Dito isto, A intentou a ação com objetivo de anular a decisão disciplinar punitiva proferida por S.ª Ex.ª o General «CEME» (ato administrativo), em 17.05.2010, que negando provimento ao recurso hierárquico necessário por si interposto manteve a punição de 10 dias de suspensão de serviço aplicada pelo despacho punitivo de 22.02.2010 do MGEN Comandante da Brigada de Intervenção.

A, fundamentou a sua ação afirmando que não existiam provas suficientes para a decisão, e a mesma não respeitou vários princípios consagrados no CPA.

A decisão final de um determinado procedimento administrativo deve, pois, assentar em pressupostos de facto e de direito corretos e tidos como verificados, e de acordo com A, isso não se verifica neste caso em concreto visto haver um desacerto quanto à análise dos elementos probatórios recolhidos nos autos visto inexistir factualidade/prova suficiente que logre estabelecer uma conduta ilícita e culposa a si imputável. 

Para esta situação importa ter em atenção o regulamento dos militares e o código de processo administrativo.

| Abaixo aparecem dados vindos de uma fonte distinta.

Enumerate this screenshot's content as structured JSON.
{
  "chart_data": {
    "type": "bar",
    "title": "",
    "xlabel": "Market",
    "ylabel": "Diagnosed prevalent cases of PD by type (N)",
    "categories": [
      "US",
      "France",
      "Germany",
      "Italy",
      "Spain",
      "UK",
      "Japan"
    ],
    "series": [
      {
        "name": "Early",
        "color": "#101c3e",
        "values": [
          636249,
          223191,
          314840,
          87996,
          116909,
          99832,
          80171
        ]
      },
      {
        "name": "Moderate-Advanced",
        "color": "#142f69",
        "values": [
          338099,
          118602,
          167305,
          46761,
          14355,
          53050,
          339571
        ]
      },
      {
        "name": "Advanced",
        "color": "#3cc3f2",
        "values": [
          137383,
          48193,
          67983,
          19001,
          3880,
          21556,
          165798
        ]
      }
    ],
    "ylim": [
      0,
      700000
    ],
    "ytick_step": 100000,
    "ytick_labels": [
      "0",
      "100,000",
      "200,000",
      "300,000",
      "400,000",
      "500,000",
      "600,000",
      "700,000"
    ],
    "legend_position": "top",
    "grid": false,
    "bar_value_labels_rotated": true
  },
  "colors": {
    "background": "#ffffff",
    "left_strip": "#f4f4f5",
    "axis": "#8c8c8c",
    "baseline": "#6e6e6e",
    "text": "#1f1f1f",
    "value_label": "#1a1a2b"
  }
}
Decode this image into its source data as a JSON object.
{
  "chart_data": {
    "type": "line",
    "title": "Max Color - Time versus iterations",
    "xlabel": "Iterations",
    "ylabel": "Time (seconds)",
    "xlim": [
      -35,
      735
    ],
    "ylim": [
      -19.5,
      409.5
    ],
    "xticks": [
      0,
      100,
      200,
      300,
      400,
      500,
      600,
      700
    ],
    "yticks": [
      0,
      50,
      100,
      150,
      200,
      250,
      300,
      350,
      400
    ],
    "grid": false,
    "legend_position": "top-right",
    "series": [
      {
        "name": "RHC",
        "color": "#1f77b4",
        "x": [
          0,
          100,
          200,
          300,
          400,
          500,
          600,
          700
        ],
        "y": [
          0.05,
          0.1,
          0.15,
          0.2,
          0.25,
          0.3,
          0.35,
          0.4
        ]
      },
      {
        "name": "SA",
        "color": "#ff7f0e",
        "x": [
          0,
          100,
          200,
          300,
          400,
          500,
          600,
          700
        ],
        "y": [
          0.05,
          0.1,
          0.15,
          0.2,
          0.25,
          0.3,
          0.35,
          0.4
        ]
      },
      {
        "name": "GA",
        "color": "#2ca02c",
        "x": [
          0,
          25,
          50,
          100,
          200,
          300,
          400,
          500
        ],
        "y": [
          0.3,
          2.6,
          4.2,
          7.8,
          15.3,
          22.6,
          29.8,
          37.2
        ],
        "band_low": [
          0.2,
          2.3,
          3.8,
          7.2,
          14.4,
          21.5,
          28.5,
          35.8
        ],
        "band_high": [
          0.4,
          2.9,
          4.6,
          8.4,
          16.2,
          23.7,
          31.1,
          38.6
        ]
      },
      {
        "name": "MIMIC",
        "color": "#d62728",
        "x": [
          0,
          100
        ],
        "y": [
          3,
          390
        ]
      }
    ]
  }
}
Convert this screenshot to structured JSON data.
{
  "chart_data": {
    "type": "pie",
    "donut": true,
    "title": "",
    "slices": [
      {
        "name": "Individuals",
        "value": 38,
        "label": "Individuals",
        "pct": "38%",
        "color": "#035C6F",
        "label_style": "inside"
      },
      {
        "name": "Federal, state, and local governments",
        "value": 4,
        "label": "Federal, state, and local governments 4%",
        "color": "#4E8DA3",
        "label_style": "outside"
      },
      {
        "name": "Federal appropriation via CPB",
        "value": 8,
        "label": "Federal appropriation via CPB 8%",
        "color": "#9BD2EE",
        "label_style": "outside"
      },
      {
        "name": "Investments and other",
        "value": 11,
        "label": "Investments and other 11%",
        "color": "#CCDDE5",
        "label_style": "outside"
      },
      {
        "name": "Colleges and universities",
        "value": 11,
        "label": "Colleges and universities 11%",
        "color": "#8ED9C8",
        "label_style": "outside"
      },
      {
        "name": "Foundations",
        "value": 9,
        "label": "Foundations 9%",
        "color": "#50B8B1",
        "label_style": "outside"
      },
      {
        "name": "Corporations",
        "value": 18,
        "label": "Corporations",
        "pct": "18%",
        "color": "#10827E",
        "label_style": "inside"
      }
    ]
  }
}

            O artigo 3/1 do RDM atribui poder de auto-organização ou de autodisciplina e que só pode ser exercido sobre pessoas que se encontrem numa especial situação de sujeição e que, por causa dela, ficam vinculados à observância de certos deveres do bom funcionamento da instituição/serviço, dito isto, o militar tem que se sujeitar aos seus superiores hierárquicos, e estes, em casos de desobediência ou não respeito pelos deveres ou princípios estabelecidos pelo regulamento, podem autonomamente estabelecer sanções a quem infringir os estatutos, visto que a um militar é exigível um comportamento cauteloso visto encontrar-se no quadro duma relação jurídica de vínculo público em que o mesmo é um dos seus sujeitos. Neste caso, A estava a conduzir uma viatura militar quando sofreu o acidente, dadas as circunstancias, e com base na responsabilidade disciplinar, este tinha que adotar certos comportamentos para que não pusesse em perigo a si nem os demais utilizadores da via, e é isso que será analisado pelo acórdão.
             
            De acordo com o artigo 115 do CPA, cabe ao responsável pela direção do procedimento procurar averiguar todos os factos que lhe permitam tomar uma decisão adequada e citando o acórdão do STA de 07.06.2005 (Proc. n.º 0374/05) a “… «prova dos factos integrantes da infração disciplinar cujo ónus impende sobre a entidade administrativa que exerce o poder disciplinar, através do instrutor do processo, tem de atingir um grau de certeza que permita desferir um juízo de censura baseado em provas convincentes para um apreciador arguto e experiente, de modo a ficar garantida a segurança na aplicação do direito sancionatório». A afirma que não existiram provas suficientemente fortes para se fazer o juízo de censura de forma correta e certeira, e nos casos de incerteza decide-se a favor do arguido, e a isto acrescenta-se o principio “NULLA POENA SINE CULPA”, ou seja, sem culpa não há pena.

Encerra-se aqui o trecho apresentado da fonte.